The audience is wearing their ‘spectator’ masks. That too is a form of escape. I feel like one as well, watching a dystopian story unfold before my eyes. It’s one of those narratives where the protagonists are unaware of the impending doom. Their world is destroyed, their lives wasted. A time machine arrives. It takes them back. It doesn’t matter. They repeat the same mistakes, make the same choices, every single fucking time.

They’re stuck in an endless loop of misery and un-lived lives. Yet they wonder what went wrong (from time to time). Or do they? When are those moments most lucid? What causes the doubts to surface and what are the mechanisms that bury them again so deep inside a cavern of regrets, wishes, and unfulfilled images?

Our plight is now the temporary value we attribute to everything and everyone.
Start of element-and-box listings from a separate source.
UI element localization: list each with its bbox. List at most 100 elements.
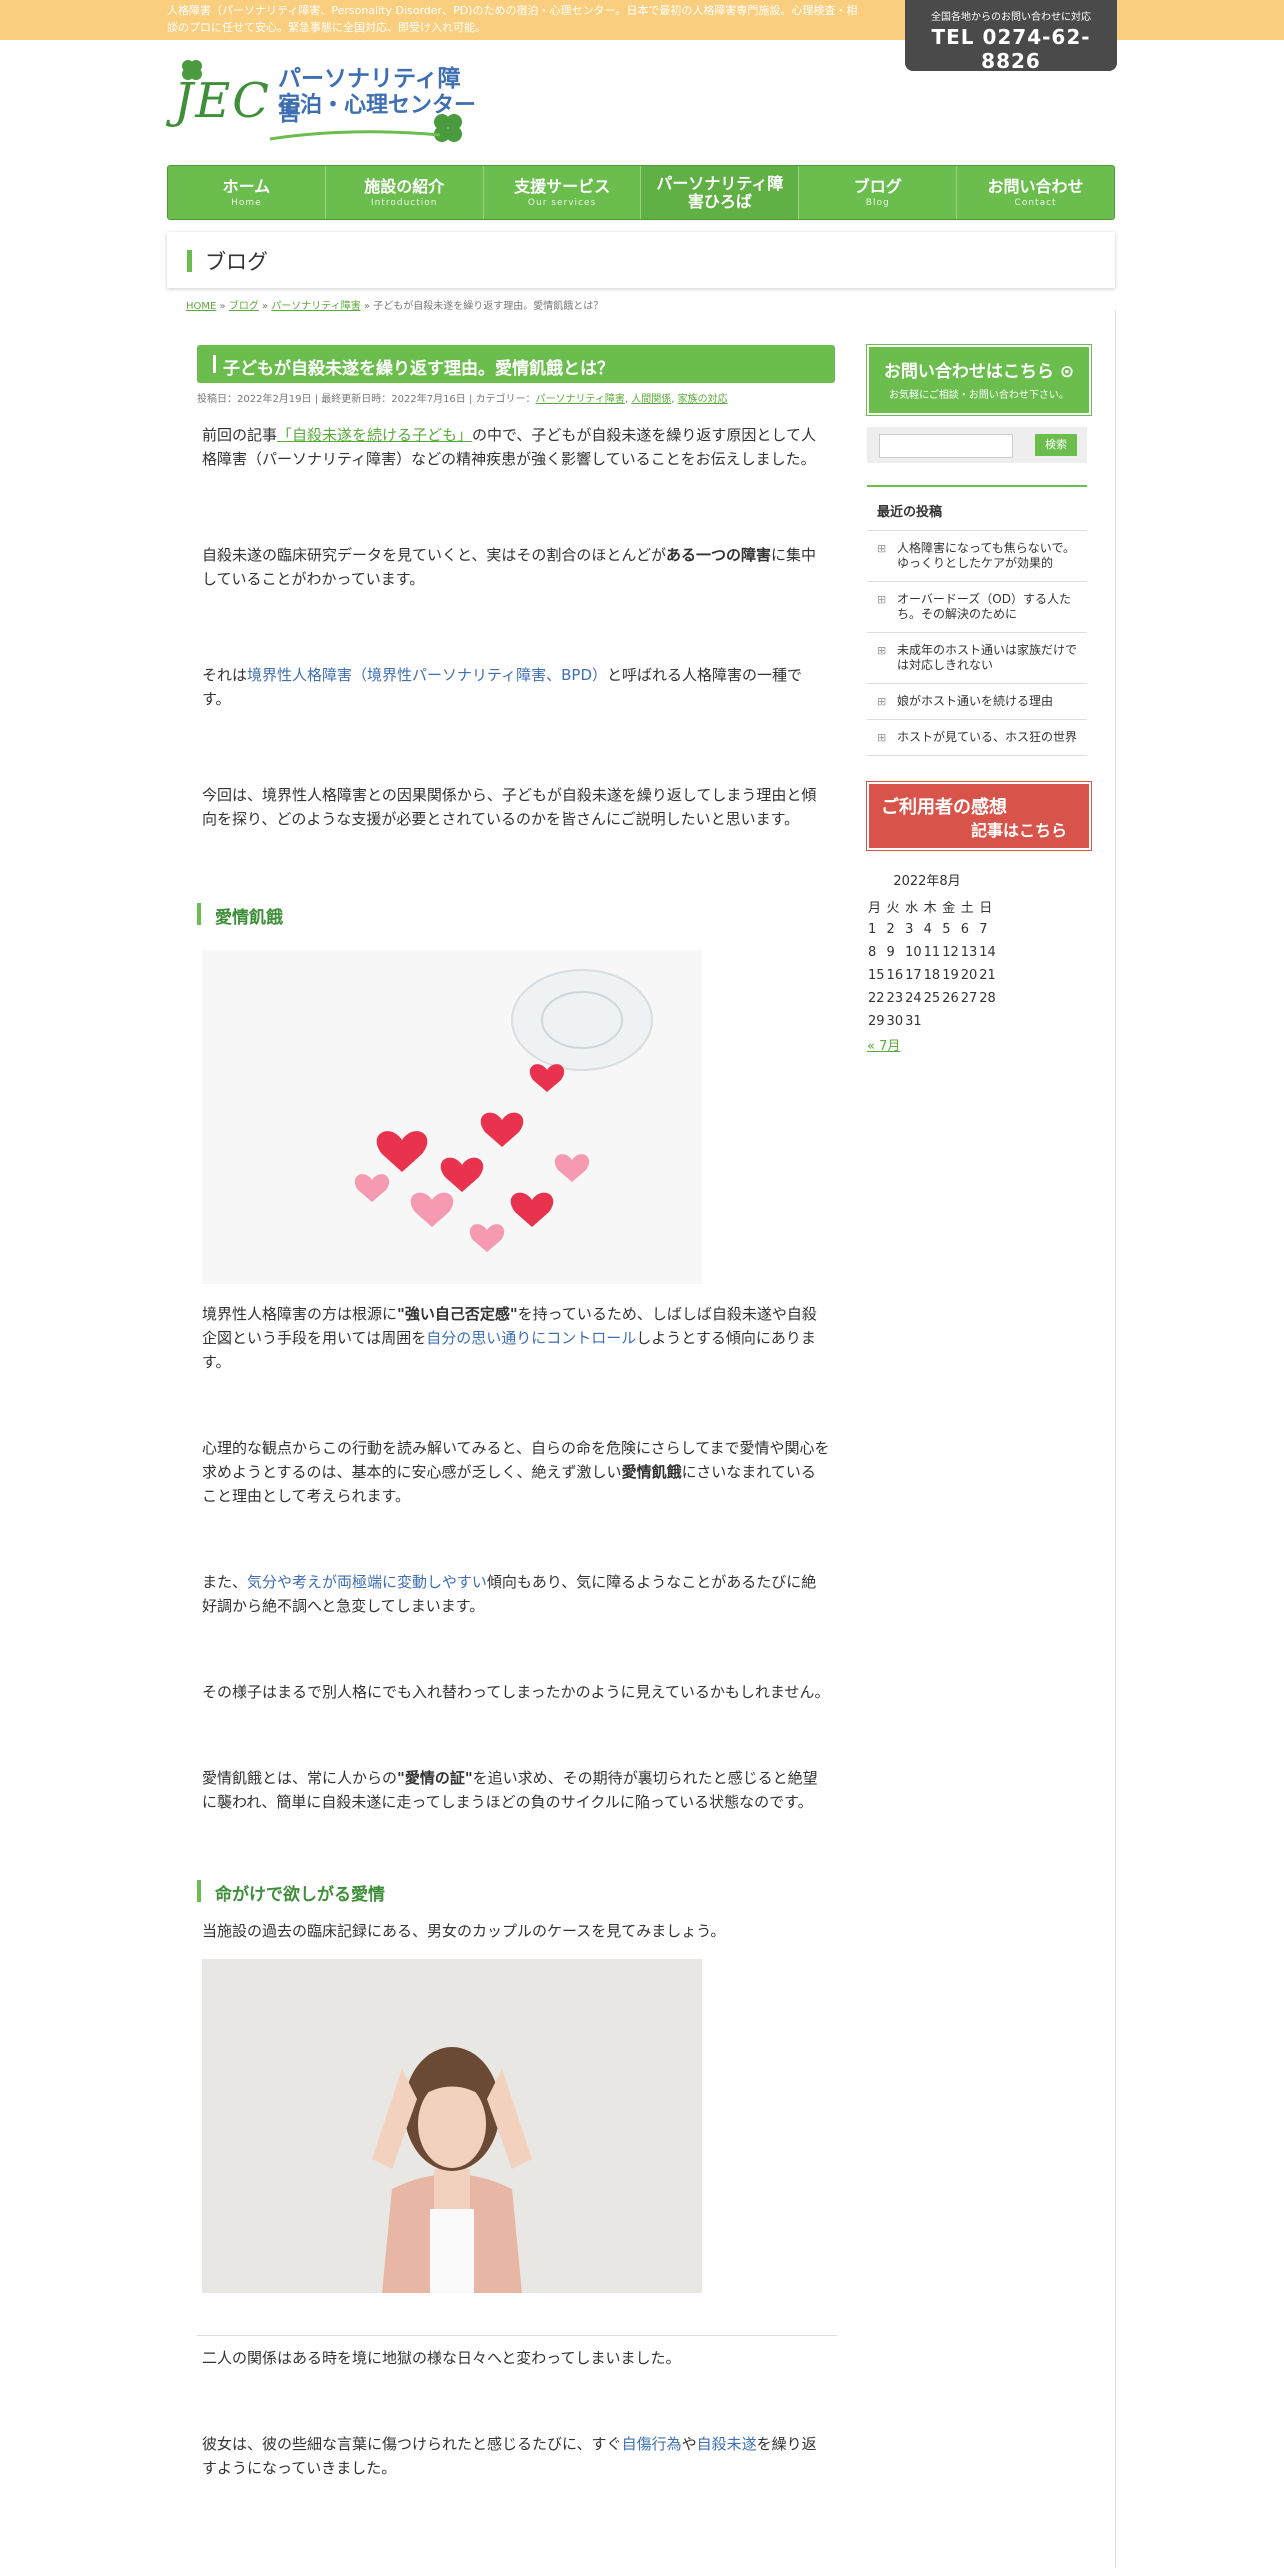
text: や bbox=[681, 2435, 697, 2453]
phone-number[interactable]: TEL 0274-62-8826 bbox=[905, 25, 1117, 73]
calendar-day: 11 bbox=[923, 945, 941, 960]
calendar-day: 6 bbox=[960, 922, 970, 937]
nav-sublabel: Blog bbox=[865, 197, 890, 208]
suicide-attempt-link[interactable]: 自殺未遂 bbox=[697, 2435, 757, 2453]
text: また、 bbox=[202, 1573, 248, 1591]
site-tagline: 人格障害（パーソナリティ障害、Personality Disorder、PD)の… bbox=[167, 4, 858, 34]
calendar-week: 15 16 17 18 19 20 21 bbox=[867, 964, 997, 987]
nav-label: パーソナリティ障害ひろば bbox=[656, 173, 784, 211]
heart-candy-image bbox=[202, 950, 702, 1284]
contact-banner[interactable]: お問い合わせはこちら ⊙ お気軽にご相談・お問い合わせ下さい。 bbox=[867, 345, 1091, 415]
phone-note: 全国各地からのお問い合わせに対応 bbox=[931, 12, 1091, 23]
recent-post-link[interactable]: 未成年のホスト通いは家族だけでは対応しきれない bbox=[867, 632, 1087, 683]
paragraph: 境界性人格障害の方は根源に"強い自己否定感"を持っているため、しばしば自殺未遂や… bbox=[202, 1302, 830, 1374]
nav-services[interactable]: 支援サービス Our services bbox=[484, 166, 642, 219]
bpd-link[interactable]: 境界性人格障害（境界性パーソナリティ障害、BPD） bbox=[247, 666, 607, 684]
calendar-day: 25 bbox=[923, 991, 941, 1006]
article: 子どもが自殺未遂を繰り返す理由。愛情飢餓とは？ 投稿日：2022年2月19日 |… bbox=[197, 345, 837, 2480]
text: 前回の記事 bbox=[202, 426, 278, 444]
recent-post-link[interactable]: ホストが見ている、ホス狂の世界 bbox=[867, 719, 1087, 756]
search-button[interactable]: 検索 bbox=[1035, 434, 1077, 456]
business-hours: 受付時間 9:00 - 20:00 [年中無休] bbox=[921, 76, 1101, 89]
paragraph: また、気分や考えが両極端に変動しやすい傾向もあり、気に障るようなことがあるたびに… bbox=[202, 1570, 830, 1618]
logo-swoosh bbox=[270, 130, 440, 141]
nav-contact[interactable]: お問い合わせ Contact bbox=[957, 166, 1114, 219]
weekday: 金 bbox=[942, 901, 956, 916]
calendar-day: 31 bbox=[905, 1014, 922, 1029]
recent-post-link[interactable]: 娘がホスト通いを続ける理由 bbox=[867, 683, 1087, 719]
paragraph: 今回は、境界性人格障害との因果関係から、子どもが自殺未遂を繰り返してしまう理由と… bbox=[202, 786, 817, 828]
self-harm-link[interactable]: 自傷行為 bbox=[622, 2435, 682, 2453]
calendar-day bbox=[923, 1010, 942, 1033]
section-heading: 命がけで欲しがる愛情 bbox=[197, 1880, 837, 1905]
calendar-day: 7 bbox=[979, 922, 988, 937]
calendar-prev-month-link[interactable]: « 7月 bbox=[867, 1035, 1087, 1054]
calendar-weekday-row: 月 火 水 木 金 土 日 bbox=[867, 895, 997, 918]
bold-text: "強い自己否定感" bbox=[397, 1305, 518, 1323]
category-link[interactable]: 家族の対応 bbox=[678, 394, 728, 405]
recent-posts-heading: 最近の投稿 bbox=[867, 485, 1087, 530]
calendar-day: 18 bbox=[923, 968, 941, 983]
text: 彼女は、彼の些細な言葉に傷つけられたと感じるたびに、すぐ bbox=[202, 2435, 622, 2453]
text: 愛情飢餓とは、常に人からの bbox=[202, 1769, 398, 1787]
phone-box[interactable]: 全国各地からのお問い合わせに対応 TEL 0274-62-8826 受付時間 9… bbox=[905, 0, 1117, 89]
post-title: 子どもが自殺未遂を繰り返す理由。愛情飢餓とは？ bbox=[223, 359, 614, 379]
calendar-day: 17 bbox=[905, 968, 922, 983]
calendar-day: 2 bbox=[886, 922, 895, 937]
calendar-day: 24 bbox=[905, 991, 922, 1006]
calendar-day: 3 bbox=[905, 922, 914, 937]
breadcrumb-blog[interactable]: ブログ bbox=[229, 301, 259, 312]
recent-post-link[interactable]: オーバードーズ（OD）する人たち。その解決のために bbox=[867, 581, 1087, 632]
main-nav: ホーム Home 施設の紹介 Introduction 支援サービス Our s… bbox=[167, 165, 1115, 220]
calendar-day: 8 bbox=[868, 945, 877, 960]
calendar-day: 1 bbox=[868, 922, 877, 937]
page-title-box: ブログ bbox=[167, 232, 1115, 288]
paragraph: 当施設の過去の臨床記録にある、男女のカップルのケースを見てみましょう。 bbox=[202, 1922, 726, 1940]
paragraph: 彼女は、彼の些細な言葉に傷つけられたと感じるたびに、すぐ自傷行為や自殺未遂を繰り… bbox=[202, 2432, 830, 2480]
arrow-circle-icon: ⊙ bbox=[1059, 362, 1075, 382]
nav-introduction[interactable]: 施設の紹介 Introduction bbox=[326, 166, 484, 219]
user-reviews-banner[interactable]: ご利用者の感想 記事はこちら bbox=[867, 782, 1091, 850]
mood-link[interactable]: 気分や考えが両極端に変動しやすい bbox=[247, 1573, 487, 1591]
breadcrumb-current: 子どもが自殺未遂を繰り返す理由。愛情飢餓とは？ bbox=[373, 301, 604, 312]
post-title-box: 子どもが自殺未遂を繰り返す理由。愛情飢餓とは？ bbox=[197, 345, 835, 383]
calendar-day: 23 bbox=[886, 991, 904, 1006]
weekday: 水 bbox=[905, 901, 919, 916]
text: 境界性人格障害の方は根源に bbox=[202, 1305, 398, 1323]
paragraph: 心理的な観点からこの行動を読み解いてみると、自らの命を危険にさらしてまで愛情や関… bbox=[202, 1436, 830, 1508]
title-accent-bar bbox=[187, 250, 192, 272]
nav-home[interactable]: ホーム Home bbox=[168, 166, 326, 219]
bold-text: "愛情の証" bbox=[397, 1769, 473, 1787]
calendar-day: 20 bbox=[960, 968, 978, 983]
calendar-day: 10 bbox=[905, 945, 922, 960]
post-dates: 投稿日：2022年2月19日 | 最終更新日時：2022年7月16日 | カテゴ… bbox=[197, 394, 536, 405]
bold-text: ある一つの障害 bbox=[665, 546, 771, 564]
nav-blog[interactable]: ブログ Blog bbox=[799, 166, 958, 219]
paragraph: 自殺未遂の臨床研究データを見ていくと、実はその割合のほとんどがある一つの障害に集… bbox=[202, 543, 830, 591]
woman-illustration bbox=[202, 1959, 702, 2293]
nav-pd-plaza[interactable]: パーソナリティ障害ひろば bbox=[641, 166, 800, 219]
site-logo[interactable]: JEC パーソナリティ障害 宿泊・心理センター bbox=[170, 55, 480, 150]
calendar-day: 16 bbox=[886, 968, 904, 983]
sidebar: お問い合わせはこちら ⊙ お気軽にご相談・お問い合わせ下さい。 検索 最近の投稿… bbox=[867, 345, 1091, 1054]
nav-sublabel: Introduction bbox=[370, 197, 438, 208]
calendar-day: 22 bbox=[868, 991, 885, 1006]
recent-post-link[interactable]: 人格障害になっても焦らないで。ゆっくりとしたケアが効果的 bbox=[867, 530, 1087, 581]
category-link[interactable]: 人間関係 bbox=[631, 394, 671, 405]
contact-banner-title: お問い合わせはこちら ⊙ bbox=[869, 347, 1089, 382]
breadcrumb-category[interactable]: パーソナリティ障害 bbox=[271, 301, 360, 312]
previous-article-link[interactable]: 「自殺未遂を続ける子ども」 bbox=[277, 426, 472, 444]
nav-sublabel: Our services bbox=[527, 197, 597, 208]
control-link[interactable]: 自分の思い通りにコントロール bbox=[426, 1329, 636, 1347]
calendar-caption: 2022年8月 bbox=[893, 874, 961, 889]
calendar-week: 1 2 3 4 5 6 7 bbox=[867, 918, 997, 941]
paragraph: 愛情飢餓とは、常に人からの"愛情の証"を追い求め、その期待が裏切られたと感じると… bbox=[202, 1766, 830, 1814]
text: それは bbox=[202, 666, 248, 684]
category-link[interactable]: パーソナリティ障害 bbox=[536, 394, 625, 405]
calendar-day: 15 bbox=[868, 968, 885, 983]
weekday: 日 bbox=[979, 901, 993, 916]
search-input[interactable] bbox=[879, 434, 1013, 458]
calendar-day: 29 bbox=[868, 1014, 885, 1029]
breadcrumb-home[interactable]: HOME bbox=[186, 301, 216, 312]
calendar-day bbox=[978, 1010, 997, 1033]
Regardless of our expiry date, we have all become expendable. Replaceable. Reimagined. Recreated. For if we all wear masks, no one is actually real.

On emptiness

Why has it been impossible to breathe lately? Why do I stop just before I inhale? Why does oxygen feel so damn toxic? I don’t need my lungs anymore. Nor my heart. My mind has become the only source of my existence. It breathes, thinks, decides, destroys and builds empires, without my consent. I have become a slave, a mere subject in its kingdom. My body is simply its physical extension. It too has been transformed into a vessel of overthinking and under-doing.

Imagine being locked inside a car whose control you lost when you made it independent; when you dared to share too much. Imagine it hasn’t stopped driving for years. Imagine that every turn it takes is new on a road it has built itself. Imagine you are unaware of the destination but recognise the way. Imagine you know everything except where you are going. The windows are open despite the cold. The music is either too loud or too absent. The silence is deafening…as are the clichés I keep using.

The colour keeps changing so I cannot be found. Then again, no one’s looking for me. I have said goodbyes in silence and I’ve heard replies coming back to me in the absence of action or words.

It is strange to stand alone by choice. It’s confinement in freedom. It’s a savage hold on emptiness.